Michael Wendt, assistant professor of medicinal chemistry and molecular pharmacology at Purdue University in the United States, admitted that in most cases it is impossible to destroy all cancer cells in the human body. However, a more effective method of fighting tumors is to block the development of metastases. The new approach, called lock-'n'-block, has been successfully tested in animal models. This was announced in a press release on MedicalXpress.
In experiments on mice, fostamatinib has been shown to prevent the appearance of secondary tumor foci. It inhibits a specific protein, SYK tyrosine kinase, found in metastatic cells.

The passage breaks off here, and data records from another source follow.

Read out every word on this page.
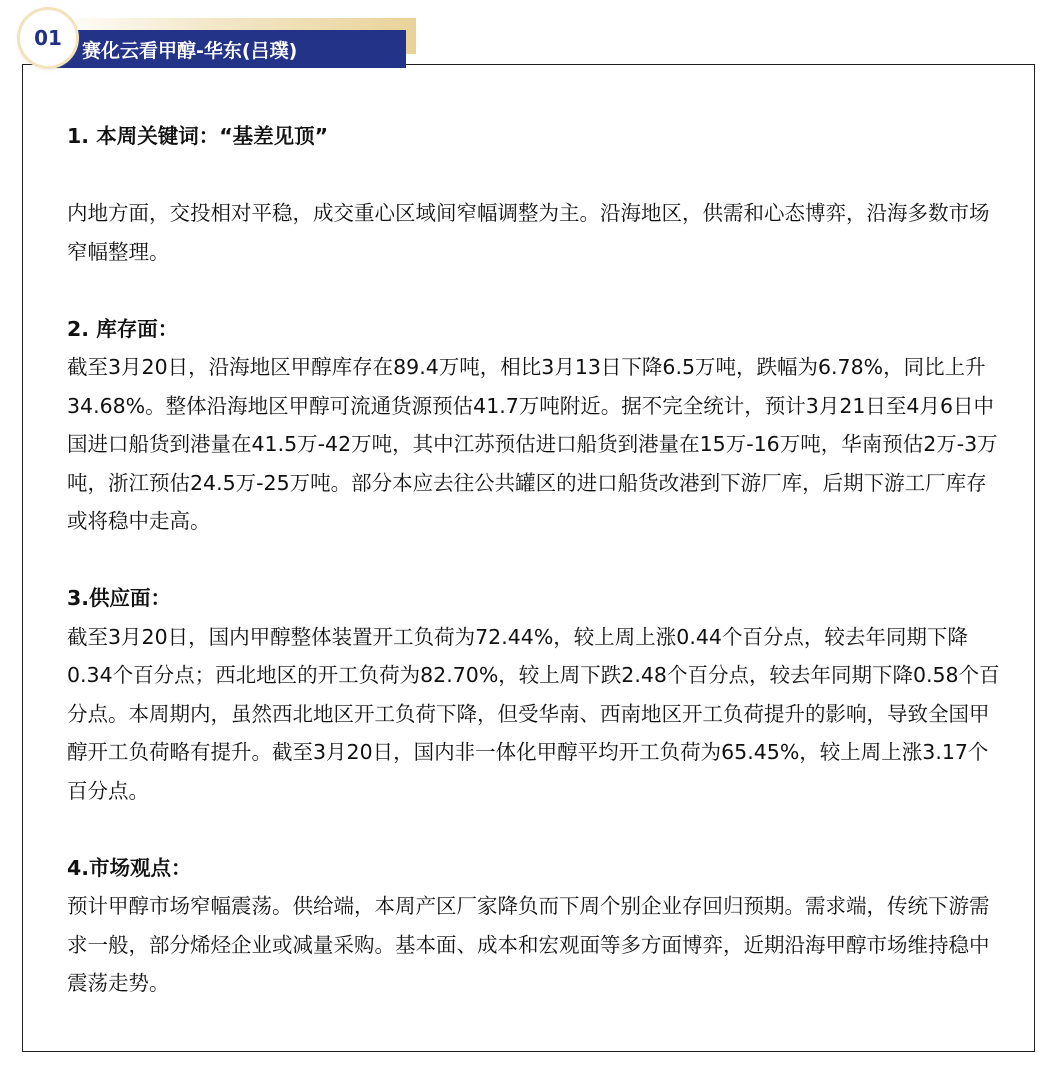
01
赛化云看甲醇-华东(吕璞)

1. 本周关键词：“基差见顶”

内地方面，交投相对平稳，成交重心区域间窄幅调整为主。沿海地区，供需和心态博弈，沿海多数市场窄幅整理。

2. 库存面：

截至3月20日，沿海地区甲醇库存在89.4万吨，相比3月13日下降6.5万吨，跌幅为6.78%，同比上升34.68%。整体沿海地区甲醇可流通货源预估41.7万吨附近。据不完全统计，预计3月21日至4月6日中国进口船货到港量在41.5万-42万吨，其中江苏预估进口船货到港量在15万-16万吨，华南预估2万-3万吨，浙江预估24.5万-25万吨。部分本应去往公共罐区的进口船货改港到下游厂库，后期下游工厂库存或将稳中走高。

3.供应面：

截至3月20日，国内甲醇整体装置开工负荷为72.44%，较上周上涨0.44个百分点，较去年同期下降0.34个百分点；西北地区的开工负荷为82.70%，较上周下跌2.48个百分点，较去年同期下降0.58个百分点。本周期内，虽然西北地区开工负荷下降，但受华南、西南地区开工负荷提升的影响，导致全国甲醇开工负荷略有提升。截至3月20日，国内非一体化甲醇平均开工负荷为65.45%，较上周上涨3.17个百分点。

4.市场观点：

预计甲醇市场窄幅震荡。供给端，本周产区厂家降负而下周个别企业存回归预期。需求端，传统下游需求一般，部分烯烃企业或减量采购。基本面、成本和宏观面等多方面博弈，近期沿海甲醇市场维持稳中震荡走势。
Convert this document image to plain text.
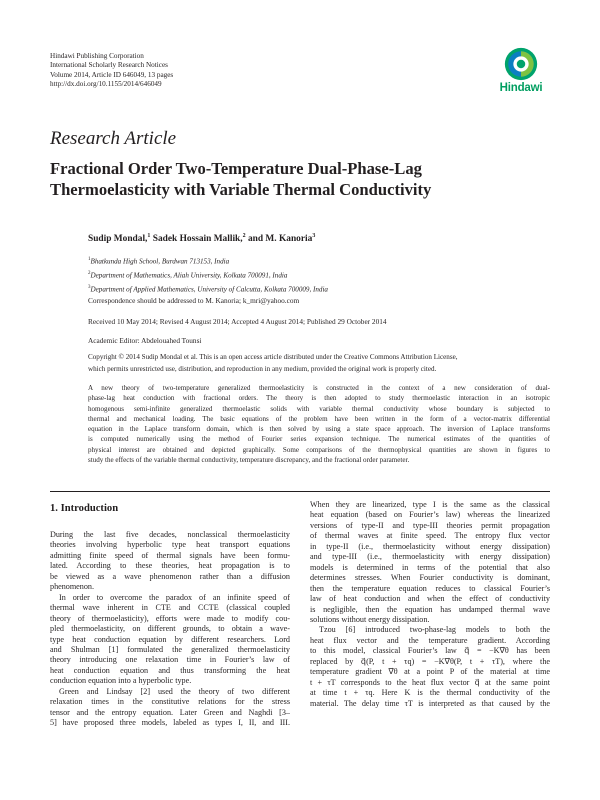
Hindawi Publishing Corporation
International Scholarly Research Notices
Volume 2014, Article ID 646049, 13 pages
http://dx.doi.org/10.1155/2014/646049	Hindawi
Research Article
Fractional Order Two-Temperature Dual-Phase-Lag
Thermoelasticity with Variable Thermal Conductivity
Sudip Mondal,$^1$ Sadek Hossain Mallik,$^2$ and M. Kanoria$^3$
$^1$Bhatkunda High School, Burdwan 713153, India
$^2$Department of Mathematics, Aliah University, Kolkata 700091, India
$^3$Department of Applied Mathematics, University of Calcutta, Kolkata 700009, India
Correspondence should be addressed to M. Kanoria; k_mri@yahoo.com
Received 10 May 2014; Revised 4 August 2014; Accepted 4 August 2014; Published 29 October 2014
Academic Editor: Abdelouahed Tounsi
Copyright © 2014 Sudip Mondal et al. This is an open access article distributed under the Creative Commons Attribution License,
which permits unrestricted use, distribution, and reproduction in any medium, provided the original work is properly cited.
A new theory of two-temperature generalized thermoelasticity is constructed in the context of a new consideration of dual-
phase-lag heat conduction with fractional orders. The theory is then adopted to study thermoelastic interaction in an isotropic
homogenous semi-infinite generalized thermoelastic solids with variable thermal conductivity whose boundary is subjected to
thermal and mechanical loading. The basic equations of the problem have been written in the form of a vector-matrix differential
equation in the Laplace transform domain, which is then solved by using a state space approach. The inversion of Laplace transforms
is computed numerically using the method of Fourier series expansion technique. The numerical estimates of the quantities of
physical interest are obtained and depicted graphically. Some comparisons of the thermophysical quantities are shown in figures to
study the effects of the variable thermal conductivity, temperature discrepancy, and the fractional order parameter.
1. Introduction
During the last five decades, nonclassical thermoelasticity
theories involving hyperbolic type heat transport equations
admitting finite speed of thermal signals have been formu-
lated. According to these theories, heat propagation is to
be viewed as a wave phenomenon rather than a diffusion
phenomenon.
In order to overcome the paradox of an infinite speed of
thermal wave inherent in CTE and CCTE (classical coupled
theory of thermoelasticity), efforts were made to modify cou-
pled thermoelasticity, on different grounds, to obtain a wave-
type heat conduction equation by different researchers. Lord
and Shulman [1] formulated the generalized thermoelasticity
theory introducing one relaxation time in Fourier’s law of
heat conduction equation and thus transforming the heat
conduction equation into a hyperbolic type.
Green and Lindsay [2] used the theory of two different
relaxation times in the constitutive relations for the stress
tensor and the entropy equation. Later Green and Naghdi [3–
5] have proposed three models, labeled as types I, II, and III.
When they are linearized, type I is the same as the classical
heat equation (based on Fourier’s law) whereas the linearized
versions of type-II and type-III theories permit propagation
of thermal waves at finite speed. The entropy flux vector
in type-II (i.e., thermoelasticity without energy dissipation)
and type-III (i.e., thermoelasticity with energy dissipation)
models is determined in terms of the potential that also
determines stresses. When Fourier conductivity is dominant,
then the temperature equation reduces to classical Fourier’s
law of heat conduction and when the effect of conductivity
is negligible, then the equation has undamped thermal wave
solutions without energy dissipation.
Tzou [6] introduced two-phase-lag models to both the
heat flux vector and the temperature gradient. According
to this model, classical Fourier’s law q⃗ = −K∇⃗θ has been
replaced by q⃗(P, t + τq) = −K∇⃗θ(P, t + τT), where the
temperature gradient ∇⃗θ at a point P of the material at time
t + τT corresponds to the heat flux vector q⃗ at the same point
at time t + τq. Here K is the thermal conductivity of the
material. The delay time τT is interpreted as that caused by the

These cells, moving from the primary tumor to other parts of the body, go through a latency stage that lasts for many years and show a high resistance to therapy.
The researchers modified the malignant breast cells to produce the bioluminescent protein luciferase, after which they were introduced into rodents at four weeks of age. When the tumor reached a volume of 200 cubic millimeters, it was removed by surgery, then the animals were treated with fostamatinib. Luciferase allowed scientists to track the spread and activity of metastatic cells. It turned out that fostamatinib prevented their activation and prevented metastasis.
According to scientists, breast cancer is now seen as a chronic disease, not curable. Even in spite of successful disposal of the primary tumor, secondary tumor foci may appear after 10-20 years.